Motion is decently handled too. There’s a touch more judder than you get with 2D, but it’s not severe.
There is one significant problem, though: the appearance of a pretty startling amount of red colour in dark scenes. Instead of black, in other words, you see a strange kind of deep red that’s really very distracting.
So while with bright scenes the W1070 performs crazily well in 3D for its money, its handling of dark scenes is a let down.
BenQ W1070 – Sound Quality
The sound produced by a projector’s built-in speaker system is usually dire. Partly because the sound is coming from a position far away from the onscreen action, and partly because the speakers involved are usually pathetically underpowered.
The W1070 ’s Resonant Chamber design, though, tries hard to break both these ‘rules’. It’s capable of going surprisingly loud without succumbing to distortions, and even better, since the projector employs quite a short-throw lens you can even position the projector so that the sound appears to be coming from somewhere in the vicinity of the onscreen action.

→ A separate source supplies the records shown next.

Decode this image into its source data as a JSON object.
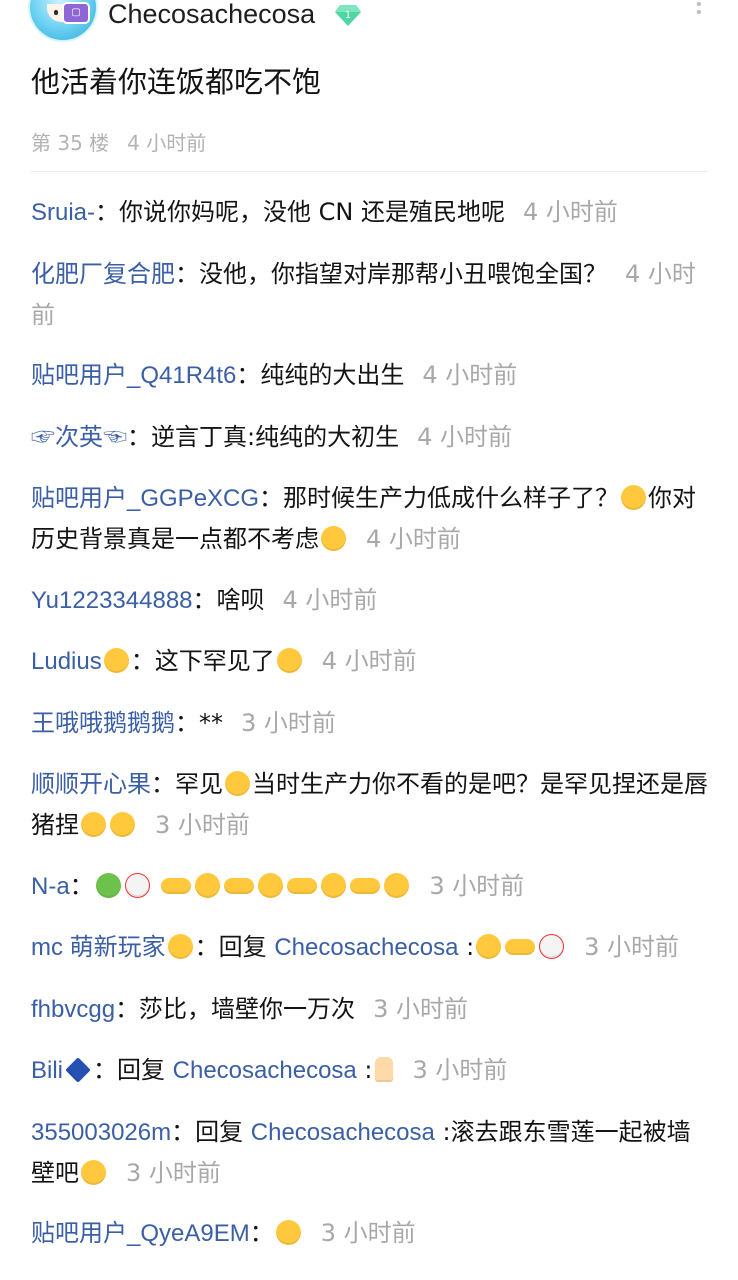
{
  "post": {
    "username": "Checosachecosa",
    "text": "他活着你连饭都吃不饱",
    "floor": "第 35 楼",
    "time": "4 小时前"
  },
  "replies": [
    {
      "author": "Sruia-",
      "pre": "：你说你妈呢，没他 CN 还是殖民地呢",
      "time": "4 小时前"
    },
    {
      "author": "化肥厂复合肥",
      "pre": "：没他，你指望对岸那帮小丑喂饱全国？",
      "time": "4 小时前"
    },
    {
      "author": "贴吧用户_Q41R4t6",
      "pre": "：纯纯的大出生",
      "time": "4 小时前"
    },
    {
      "author": "☞次英☜",
      "pre": "：逆言丁真:纯纯的大初生",
      "time": "4 小时前"
    },
    {
      "author": "贴吧用户_GGPeXCG",
      "pre": "：那时候生产力低成什么样子了？",
      "post": "你对历史背景真是一点都不考虑",
      "time": "4 小时前"
    },
    {
      "author": "Yu1223344888",
      "pre": "：啥呗",
      "time": "4 小时前"
    },
    {
      "author": "Ludius",
      "pre": "：这下罕见了",
      "time": "4 小时前"
    },
    {
      "author": "王哦哦鹅鹅鹅",
      "pre": "：**",
      "time": "3 小时前"
    },
    {
      "author": "顺顺开心果",
      "pre": "：罕见",
      "post": "当时生产力你不看的是吧？是罕见捏还是唇猪捏",
      "time": "3 小时前"
    },
    {
      "author": "N-a",
      "pre": "：",
      "time": "3 小时前"
    },
    {
      "author": "mc 萌新玩家",
      "pre": "：回复 ",
      "mention": "Checosachecosa",
      "post": " :",
      "time": "3 小时前"
    },
    {
      "author": "fhbvcgg",
      "pre": "：莎比，墙壁你一万次",
      "time": "3 小时前"
    },
    {
      "author": "Bili",
      "pre": "：回复 ",
      "mention": "Checosachecosa",
      "post": " :",
      "time": "3 小时前"
    },
    {
      "author": "355003026m",
      "pre": "：回复 ",
      "mention": "Checosachecosa",
      "post": " :滚去跟东雪莲一起被墙壁吧",
      "time": "3 小时前"
    },
    {
      "author": "贴吧用户_QyeA9EM",
      "pre": "：",
      "time": "3 小时前"
    }
  ]
}
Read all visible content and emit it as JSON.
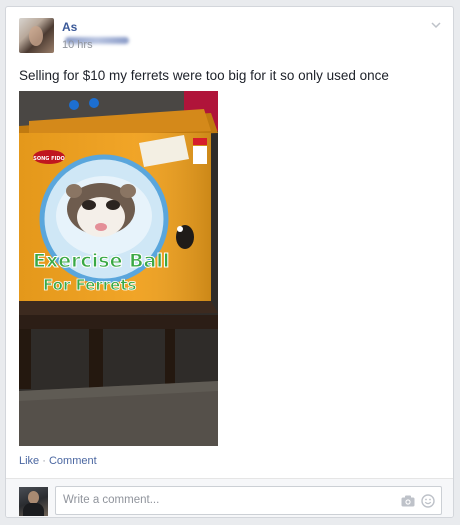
{
  "post": {
    "author_name_visible": "As",
    "timestamp": "10 hrs",
    "text": "Selling for $10 my ferrets were too big for it so only used once",
    "photo": {
      "box_title_line1": "Exercise Ball",
      "box_title_line2": "For Ferrets",
      "brand_label": "SONG FIDO",
      "size_label": "11\""
    }
  },
  "actions": {
    "like_label": "Like",
    "separator": " · ",
    "comment_label": "Comment"
  },
  "comment_box": {
    "placeholder": "Write a comment..."
  },
  "icons": {
    "options": "chevron-down-icon",
    "camera": "camera-icon",
    "emoji": "smiley-icon"
  },
  "colors": {
    "link": "#3b5998",
    "background": "#e9ebee",
    "box_orange": "#f0a01c",
    "title_green": "#3aa845"
  }
}
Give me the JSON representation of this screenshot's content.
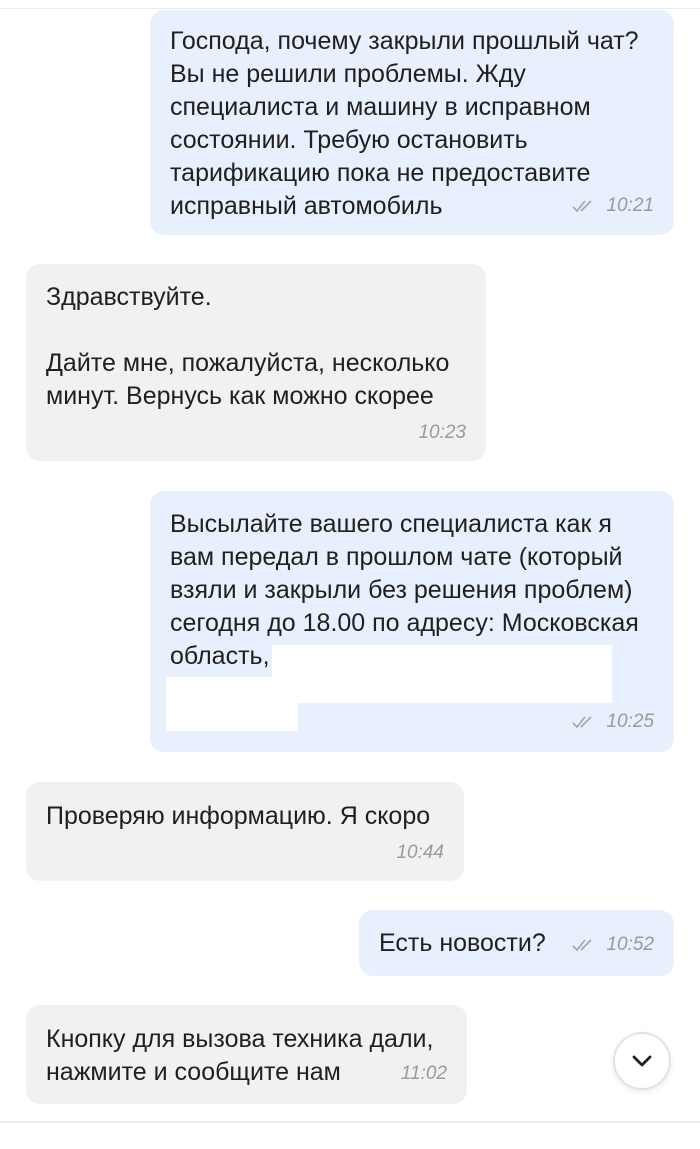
{
  "messages": [
    {
      "direction": "out",
      "text": "Господа, почему закрыли прошлый чат?\nВы не решили проблемы. Жду\nспециалиста и машину в исправном\nсостоянии. Требую остановить\nтарификацию пока не предоставите\nисправный автомобиль",
      "time": "10:21",
      "status_icon": "double-check-icon"
    },
    {
      "direction": "in",
      "text": "Здравствуйте.\n\nДайте мне, пожалуйста, несколько\nминут. Вернусь как можно скорее",
      "time": "10:23"
    },
    {
      "direction": "out",
      "text": "Высылайте вашего специалиста как я\nвам передал в прошлом чате (который\nвзяли и закрыли без решения проблем)\nсегодня до 18.00 по адресу: Московская\nобласть,",
      "time": "10:25",
      "status_icon": "double-check-icon"
    },
    {
      "direction": "in",
      "text": "Проверяю информацию. Я скоро",
      "time": "10:44"
    },
    {
      "direction": "out",
      "text": "Есть новости?",
      "time": "10:52",
      "status_icon": "double-check-icon"
    },
    {
      "direction": "in",
      "text": "Кнопку для вызова техника дали,\nнажмите и сообщите нам",
      "time": "11:02"
    }
  ],
  "scroll_button_icon": "chevron-down-icon",
  "colors": {
    "outgoing_bubble": "#e9f0fd",
    "incoming_bubble": "#f1f1f1",
    "text": "#21201f",
    "time": "#9a9a9a"
  }
}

Add in surprisingly clear vocal reproduction and a really striking ability to throw the sound clear of the projector’s body and you’ve got the best sound we’ve heard from a projector. Sound that’s actually just about good enough, in fact, to save casual users from having to add an external sound system – which represents a genuine watershed moment by projector sound standards!
Other things to consider
The remote control BenQ provides with the W1070 is excellent. Its layout is logical and helpful; it’s a decent size that fits comfortably in your hand; its buttons are exceptionally responsive, delivering a definite click when you press them down; and best of all it’s fitted with a bright red backlight that makes it a doddle to find the right buttons no matter how dark a room you’ve got your W1070 in. The remote with the original W1070 wasn’t nearly as helpful – especially as it didn’t feature a button backlight.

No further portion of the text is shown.